I always struggle to think about what to say about books that are The… Books… Of… The… Season! This is no exception. It’s a brilliant and unsettling thing, like holding a book that slowly turns into a silvery fish in your hands and you’ve been reading its scales the whole time. The Sunken Lands Begin to Rise Again is one of those books that changes how we see the world, what details we select to tell our stories. Near the end of the book, I put it down to go for a walk in the dark, in the wee hours. Harrison has this fairly famous short story “Egnaro” about a whole world hidden in plain sight for those who can see the signs of the strange, unknown country. These signs are mundane, everyday sorts of things, but when presented inside the narrative illuminate a whole new way of seeing the everyday, like there is a hidden kingdom just past the orange crate that was accidentally read backwards. On my walk, I thought about what might illuminate my own landscape, to reveal what sunken lands I have at hand. I gazed into the sky and watched the bright stars dip in and out among the passing clouds, like slow flickering. I watched the stillness beneath the flat streetlight amber, with bits of broken styrofoam packaging tumbling about. A cat came up to me – some neighbor’s cat, well-kept with a flea collar and clean, shiny coat – and mewed at me, demanding my affection. I didn’t have my dog with me, whose leg is still healing from a light sprain, so I was accosted by the animal, and it threatened to trip me if I didn’t stop to pet the animal. The birds were singing in the darkness. The dogs were still. At the edge of every home there is a drainage area for the spring storms that come and I studied those edges, where the unkempt grass devoured bits of wet paper and old food packaging. In the green belts back there, anything could be living there. I know we have some homeless folks that meander about the place, and feral cats, and snakes. Reading M. John Harrison into the wee hours means becoming aware of these edges and fringes and strange places in the mundane. It’s the kind of writer who could describe anything – a trip to a restaurant with a new, estranged girlfriend, for example – and turn it over into a whole new landscape of imagery and idea.
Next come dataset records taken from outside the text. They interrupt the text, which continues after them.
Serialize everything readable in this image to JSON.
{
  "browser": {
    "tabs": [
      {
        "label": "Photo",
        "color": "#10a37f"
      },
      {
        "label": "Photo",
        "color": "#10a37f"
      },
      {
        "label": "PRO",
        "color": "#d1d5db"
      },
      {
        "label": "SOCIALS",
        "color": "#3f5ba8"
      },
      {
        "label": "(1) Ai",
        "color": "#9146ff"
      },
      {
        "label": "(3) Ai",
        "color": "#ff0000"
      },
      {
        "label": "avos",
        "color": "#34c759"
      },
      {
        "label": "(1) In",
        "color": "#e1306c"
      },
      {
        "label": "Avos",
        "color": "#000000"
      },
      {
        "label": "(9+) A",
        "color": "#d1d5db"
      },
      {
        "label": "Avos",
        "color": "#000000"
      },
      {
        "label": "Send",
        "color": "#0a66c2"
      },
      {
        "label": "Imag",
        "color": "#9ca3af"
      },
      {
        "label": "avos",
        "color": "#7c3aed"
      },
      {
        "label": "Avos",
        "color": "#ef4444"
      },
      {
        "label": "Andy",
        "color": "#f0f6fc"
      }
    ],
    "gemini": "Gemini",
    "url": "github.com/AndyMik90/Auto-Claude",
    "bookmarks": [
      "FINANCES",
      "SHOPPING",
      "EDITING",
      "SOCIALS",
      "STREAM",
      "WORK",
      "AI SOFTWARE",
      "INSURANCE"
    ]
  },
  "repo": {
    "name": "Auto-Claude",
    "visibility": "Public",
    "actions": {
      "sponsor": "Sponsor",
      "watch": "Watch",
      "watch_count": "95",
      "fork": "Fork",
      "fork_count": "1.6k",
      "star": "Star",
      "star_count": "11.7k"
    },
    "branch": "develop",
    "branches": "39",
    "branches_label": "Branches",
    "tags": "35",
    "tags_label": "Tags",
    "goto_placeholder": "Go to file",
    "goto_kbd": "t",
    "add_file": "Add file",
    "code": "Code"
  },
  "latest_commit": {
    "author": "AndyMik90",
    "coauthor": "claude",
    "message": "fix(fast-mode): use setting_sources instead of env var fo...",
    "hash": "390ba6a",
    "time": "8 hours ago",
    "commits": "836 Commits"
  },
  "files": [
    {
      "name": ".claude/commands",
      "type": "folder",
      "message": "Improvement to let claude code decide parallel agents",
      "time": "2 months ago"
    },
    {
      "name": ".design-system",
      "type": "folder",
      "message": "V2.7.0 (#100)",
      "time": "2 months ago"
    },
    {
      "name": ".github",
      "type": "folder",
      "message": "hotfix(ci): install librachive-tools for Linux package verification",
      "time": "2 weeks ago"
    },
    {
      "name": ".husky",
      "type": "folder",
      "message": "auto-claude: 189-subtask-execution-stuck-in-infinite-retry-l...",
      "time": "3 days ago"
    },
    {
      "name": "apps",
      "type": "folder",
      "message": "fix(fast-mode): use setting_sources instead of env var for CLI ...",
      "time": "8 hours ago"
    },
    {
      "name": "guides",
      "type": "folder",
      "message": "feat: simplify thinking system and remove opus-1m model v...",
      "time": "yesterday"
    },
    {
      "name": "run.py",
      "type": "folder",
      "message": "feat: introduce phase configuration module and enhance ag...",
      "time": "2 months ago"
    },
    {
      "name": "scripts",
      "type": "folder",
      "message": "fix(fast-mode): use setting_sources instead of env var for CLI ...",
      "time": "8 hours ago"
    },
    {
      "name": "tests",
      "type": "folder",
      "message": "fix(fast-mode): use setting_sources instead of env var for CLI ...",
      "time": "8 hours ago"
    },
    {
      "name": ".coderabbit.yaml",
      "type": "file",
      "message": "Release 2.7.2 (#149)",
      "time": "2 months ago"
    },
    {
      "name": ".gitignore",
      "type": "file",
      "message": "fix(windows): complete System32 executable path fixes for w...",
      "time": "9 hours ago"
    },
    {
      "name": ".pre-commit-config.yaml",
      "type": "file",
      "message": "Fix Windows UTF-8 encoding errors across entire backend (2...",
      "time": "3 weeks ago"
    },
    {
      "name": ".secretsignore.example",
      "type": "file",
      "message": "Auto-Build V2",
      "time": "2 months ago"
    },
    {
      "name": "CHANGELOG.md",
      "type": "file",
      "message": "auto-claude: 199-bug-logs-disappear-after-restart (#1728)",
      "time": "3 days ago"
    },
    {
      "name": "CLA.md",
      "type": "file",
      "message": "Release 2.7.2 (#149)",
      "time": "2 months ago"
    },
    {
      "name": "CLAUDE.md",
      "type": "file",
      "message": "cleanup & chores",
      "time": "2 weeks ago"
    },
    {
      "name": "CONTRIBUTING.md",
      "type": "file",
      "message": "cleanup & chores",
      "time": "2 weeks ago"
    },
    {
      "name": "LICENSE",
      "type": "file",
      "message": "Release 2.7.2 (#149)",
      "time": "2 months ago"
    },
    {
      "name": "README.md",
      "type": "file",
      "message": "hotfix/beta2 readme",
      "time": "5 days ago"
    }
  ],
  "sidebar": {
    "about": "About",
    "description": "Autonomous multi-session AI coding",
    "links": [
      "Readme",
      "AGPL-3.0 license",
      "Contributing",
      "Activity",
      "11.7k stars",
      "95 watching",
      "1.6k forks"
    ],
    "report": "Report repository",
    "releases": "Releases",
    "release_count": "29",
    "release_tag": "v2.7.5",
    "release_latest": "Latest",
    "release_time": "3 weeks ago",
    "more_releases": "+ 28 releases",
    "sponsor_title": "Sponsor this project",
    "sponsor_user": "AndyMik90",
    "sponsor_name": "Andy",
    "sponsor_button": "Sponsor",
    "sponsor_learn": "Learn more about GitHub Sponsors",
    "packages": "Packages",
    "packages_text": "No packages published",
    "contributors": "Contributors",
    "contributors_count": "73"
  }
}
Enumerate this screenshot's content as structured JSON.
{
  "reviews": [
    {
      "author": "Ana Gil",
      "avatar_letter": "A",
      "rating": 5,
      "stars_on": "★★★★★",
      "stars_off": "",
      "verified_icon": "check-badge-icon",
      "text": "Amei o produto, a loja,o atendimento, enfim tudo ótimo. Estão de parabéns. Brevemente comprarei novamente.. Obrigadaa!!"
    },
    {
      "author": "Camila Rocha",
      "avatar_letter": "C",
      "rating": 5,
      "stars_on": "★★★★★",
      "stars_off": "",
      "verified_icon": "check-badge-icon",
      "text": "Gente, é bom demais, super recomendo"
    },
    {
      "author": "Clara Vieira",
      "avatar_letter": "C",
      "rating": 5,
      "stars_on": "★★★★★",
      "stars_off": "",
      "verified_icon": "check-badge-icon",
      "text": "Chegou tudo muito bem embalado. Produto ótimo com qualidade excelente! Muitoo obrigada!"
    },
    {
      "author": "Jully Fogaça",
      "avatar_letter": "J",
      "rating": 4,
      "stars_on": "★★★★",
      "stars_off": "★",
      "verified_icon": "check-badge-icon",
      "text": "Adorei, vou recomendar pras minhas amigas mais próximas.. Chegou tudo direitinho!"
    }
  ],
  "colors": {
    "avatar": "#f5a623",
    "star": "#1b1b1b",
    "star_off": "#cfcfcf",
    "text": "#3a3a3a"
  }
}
Shaw, the main character of this book, is suffering from some sort of breakdown in middle age, and shuffles off to a very small room with a shared toilet near a river. He tries to connect with his mother, who has dementia. She had left a string of broken families and children behind her in her younger days, and keeps referring to her son by the wrong name. Everything is unsettled, breaking down. There is a financial collapse and a crisis of sorts that closes old stores. Green people seem to be slowly emerging from hidden corners and pipes and toilets and rivers. A book of anti-evolution The Water Babies from Victorian times stalks the scenery. It reads like a conspiracy theorist describing the very city, itself, the world, illuminated and enervated by the unknown and unknowable mystery just past the edge of what we are trained to see of our homes, where they see a little farther and connect other dots.
I don’t know what else to say. It’s a brilliant book, and changes the way you see your home, your city, your country, your life. It challenges the expected narrative of life and society and progress. It’s the book of hte season, and worthy of it. Read it when you can.